De Jafar Panahi
Avec Vahid Mobasseri, Maryam Afshari, Ebrahim Azizi
Chronique : Ce qui impressionne dans Un Simple Accident, c’est l’acuité de sa mise en scène et la limpidité de son propos. Tout ce que filme Jafar Panahi est utile, essentielle même, pour faire progresser le récit, développer les personnages et augmenter l’intensité dramatique de ce thriller moral imparable. Formellement, c’est de la dentelle. Le montage est d’une rare fluidité et met en valeur l’ambition créative de son réalisateur. Elle s’exprime notamment lors de longs plans séquences impressionnants, dont les deux derniers vous scotchent à votre siège, sidérants chacun à sa manière, l’un bouillonnant, l’autre quasi-mutique.
Panahi aime aussi fixer sa caméra, quitte à ce que le jeu déborde du cadre, donnant une grande importance au hors-champ. Ce parti pris stylistique lui permet d’insister sur ce qu’il veut montrer, de mettre l’accent sur ce qu’il souhaite transmettre. Il permet aussi de souligner les performances magistrales de ses acteurs, prodigieux d’aisance, de force et de naturel alors qu’ils ont dû tourner dans la clandestinité.
Ce dispositif sert le sujet et le propos du film en accompagnant la quête (l’enquête ?) de Vahid.
L’homme tombé en panne à côté de chez lui est-il son bourreau, celui qui l’a torturé dans les geôles iraniennes ? Sa démarche et le son de sa prothèse semblent le confirmer, mais pris d’un doute après l’avoir assommé (il n’a jamais vu son visage), Vahid va chercher validation auprès d’autres victimes de « la guibole ». La dynamique qui s’installe alors entre ces personnages eux insuffle le rythme au film, les dialogues sont à la fois violents et teintés d’autodérision, souvent même d’humour.
Car le ton est au départ un peu badin, presque léger, avant de progressivement prendre un tour plus sombre alors que le suspense s’intensifie et que le dilemme moral prend de plus en plus de place.
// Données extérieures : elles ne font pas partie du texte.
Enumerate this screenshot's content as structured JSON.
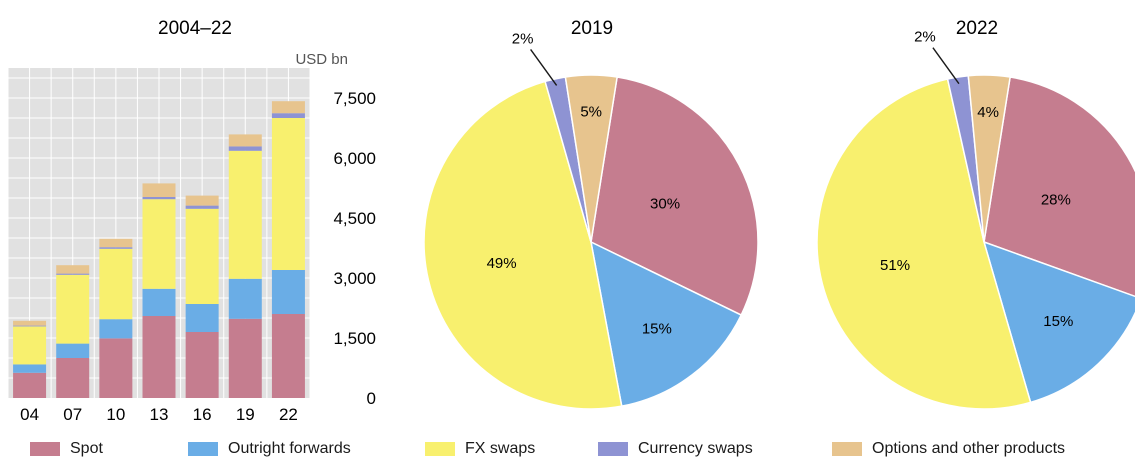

Doit-on se faire justice soit même, répondre œil pour œil, dent pour dent à ses tortionnaires lorsqu’on a été injustement emprisonné ? Ou est-on en capacité de pardonner ? Cette question éthique traverse le film de Jafar Panahi en fil rouge, tout comme le constat social et politique qu’il livre sur son pays, condamnant le régime des Mollah et défendant inlassablement la liberté d’expression au risque de se voir à nouveau enfermé.
Alliant le courage politique, la force de l’engagement, l’intelligence et l’excellence formelle, Un Simple Accident avait tout de la parfaite Palme d’Or cannoise. Le Jury ne s’y est pas trompé.
Synopsis : Iran, de nos jours. Un homme croise par hasard celui qu’il croit être son ancien tortionnaire. Mais face à ce père de famille qui nie farouchement avoir été son bourreau, le doute s’installe.